イ・サンイル監督は在日韓国人で、「フラガール」「悪人」「許されざる者」「怒り」などを披露し、日本映画界を主な舞台として活動してきた。
「国宝」は日本の伝統演劇である「歌舞伎」を素材にした映画だ。 かけがえのない友人だが、歌舞伎の世界で一世一代のライバルだった二人の男、 喜久雄(吉沢亮扮)と俊介(横浜流星扮)、芸術に向けた彼らの執念と狂気を細密な感情線、美しい映像美で表現した。

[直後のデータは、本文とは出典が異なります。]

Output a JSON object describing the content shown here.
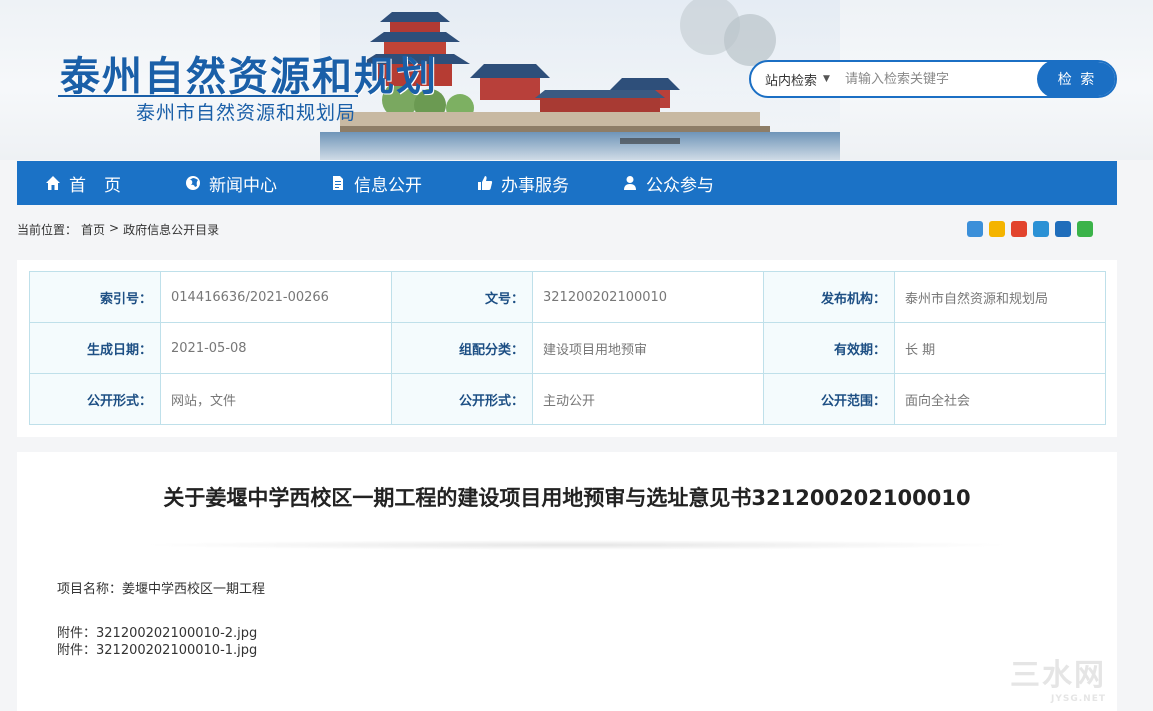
{
  "header": {
    "title": "泰州自然资源和规划",
    "subtitle": "泰州市自然资源和规划局"
  },
  "search": {
    "scope": "站内检索",
    "placeholder": "请输入检索关键字",
    "button": "检 索"
  },
  "nav": {
    "items": [
      {
        "label": "首页",
        "icon": "home-icon"
      },
      {
        "label": "新闻中心",
        "icon": "globe-icon"
      },
      {
        "label": "信息公开",
        "icon": "document-icon"
      },
      {
        "label": "办事服务",
        "icon": "thumbs-up-icon"
      },
      {
        "label": "公众参与",
        "icon": "user-icon"
      }
    ]
  },
  "breadcrumb": {
    "prefix": "当前位置：",
    "home": "首页",
    "sep": ">",
    "current": "政府信息公开目录"
  },
  "share_icons": [
    {
      "name": "share-more-icon",
      "color": "#3b8fd9"
    },
    {
      "name": "share-qzone-icon",
      "color": "#f4b400"
    },
    {
      "name": "share-weibo-icon",
      "color": "#e2432d"
    },
    {
      "name": "share-tencent-icon",
      "color": "#2b91d5"
    },
    {
      "name": "share-renren-icon",
      "color": "#1f6dbb"
    },
    {
      "name": "share-wechat-icon",
      "color": "#3bb34a"
    }
  ],
  "meta": {
    "rows": [
      [
        {
          "key": "索引号：",
          "value": "014416636/2021-00266"
        },
        {
          "key": "文号：",
          "value": "321200202100010"
        },
        {
          "key": "发布机构：",
          "value": "泰州市自然资源和规划局"
        }
      ],
      [
        {
          "key": "生成日期：",
          "value": "2021-05-08"
        },
        {
          "key": "组配分类：",
          "value": "建设项目用地预审"
        },
        {
          "key": "有效期：",
          "value": "长 期"
        }
      ],
      [
        {
          "key": "公开形式：",
          "value": "网站，文件"
        },
        {
          "key": "公开形式：",
          "value": "主动公开"
        },
        {
          "key": "公开范围：",
          "value": "面向全社会"
        }
      ]
    ]
  },
  "document": {
    "title": "关于姜堰中学西校区一期工程的建设项目用地预审与选址意见书321200202100010",
    "project": "项目名称：姜堰中学西校区一期工程",
    "attachment1": "附件：321200202100010-2.jpg",
    "attachment2": "附件：321200202100010-1.jpg"
  },
  "watermark": {
    "text": "三水网",
    "sub": "JYSG.NET"
  }
}
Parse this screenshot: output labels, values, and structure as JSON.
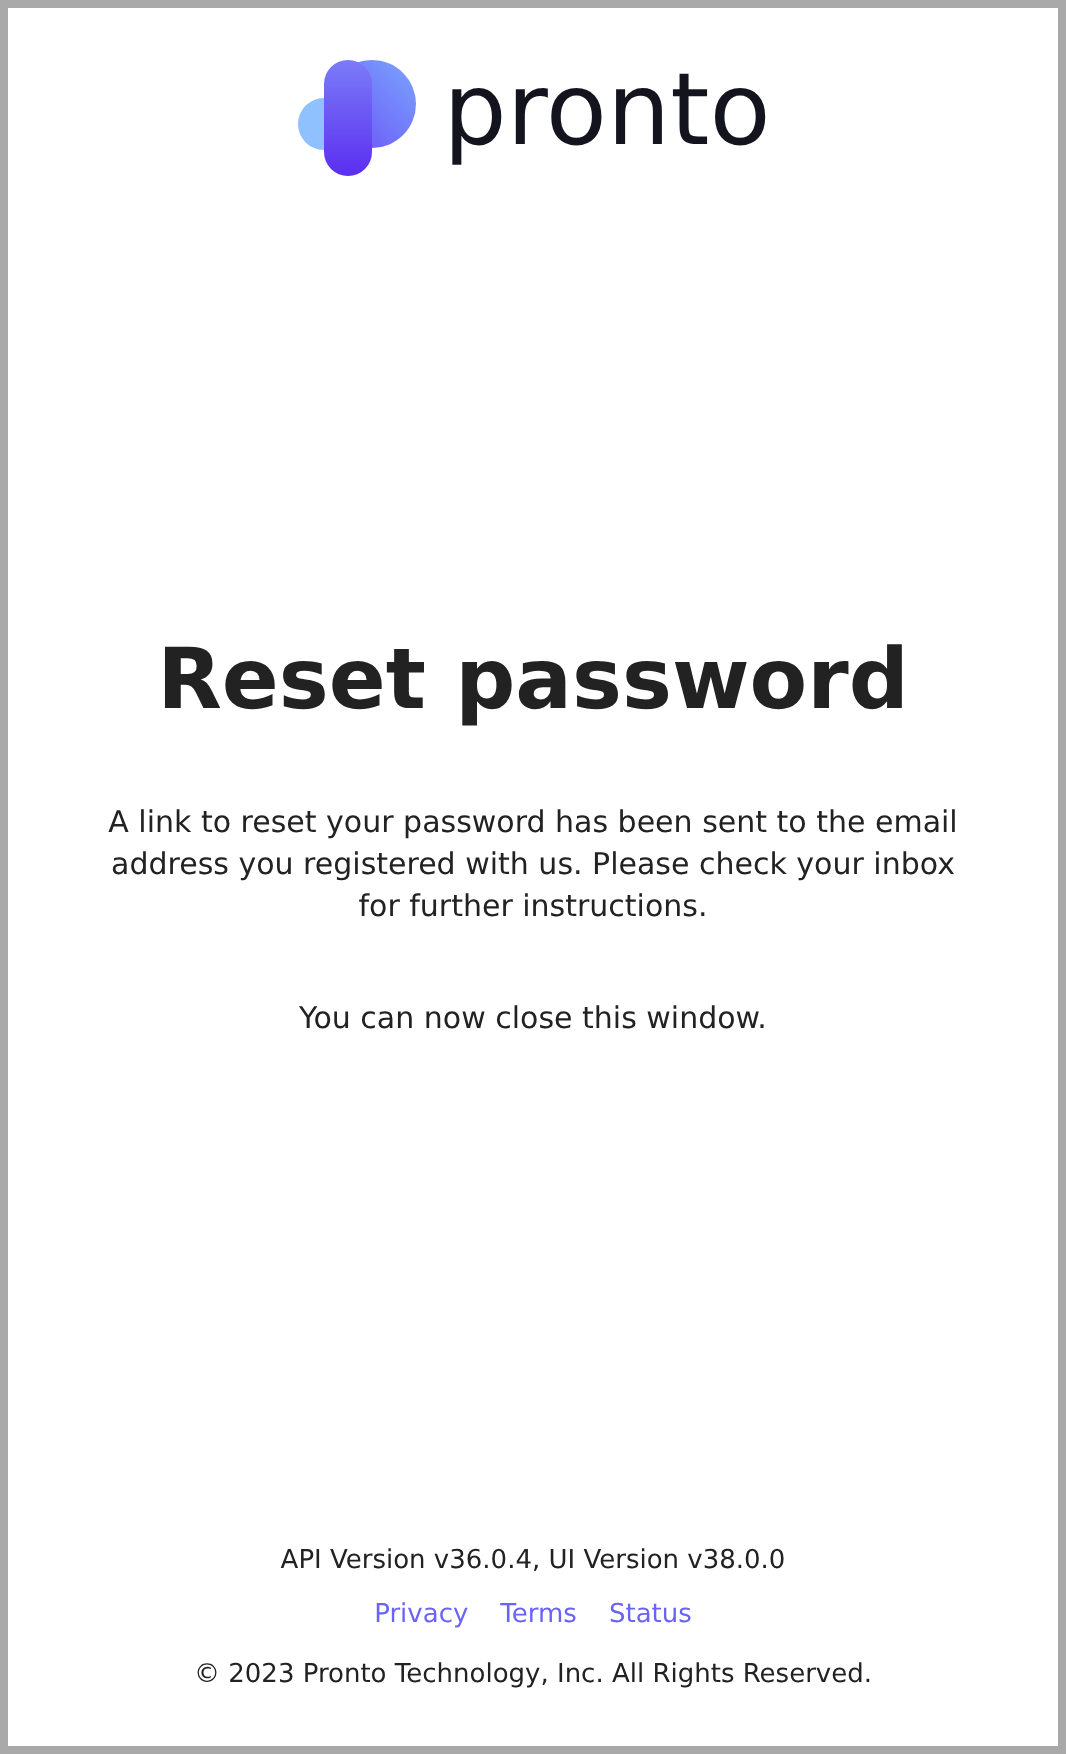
{
  "logo": {
    "wordmark": "pronto"
  },
  "heading": "Reset password",
  "message": "A link to reset your password has been sent to the email address you registered with us. Please check your inbox for further instructions.",
  "note": "You can now close this window.",
  "footer": {
    "version": "API Version v36.0.4, UI Version v38.0.0",
    "links": [
      "Privacy",
      "Terms",
      "Status"
    ],
    "copyright": "© 2023 Pronto Technology, Inc. All Rights Reserved."
  }
}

「国宝」は歌舞伎で女性役を演じる俳優である「女形」の人生を照明した。 イ・サンイル監督が前作「悪人」を終えた後、日本で実際に「女形」として活動する俳優を知り、彼をモデルにした映画を企画し、今の話が誕生した。
すべての人が認めるほど天賦の歌舞伎の才能を持っていたが、嫡統ではなかった喜久雄、日本最高の歌舞伎家の後継者だが喜久雄ほど優れた才能は持っていなかった俊介。 映画は、それぞれ異なる生まれつきの限界を越えて、芸術そのものになろうとした彼らの激しい競争、運命的なすれ違いと再会を経て、ついに最高の舞台を完成する過程を長い呼吸と繊細な演出で描いた。
天賦の才能・心強い背景なしに生き残れない芸術世界の冷静さ、純粋な芸術精神を照明してバイブルになった作品は多い。 「国宝」のあらすじもやはり映画「アマデウス」やドラマ「ジョンニョン:スター誕生」、漫画「ガラスの仮面」など才能を持った天才と努力型エリート間の宿命的競争を解きほぐした色々な作品を一見連想させる。 生まれにかかわらず優れた才能一つで最高の境地になった主人公キクオの設定は「ビリー・エリオット」が浮び上がったりもする。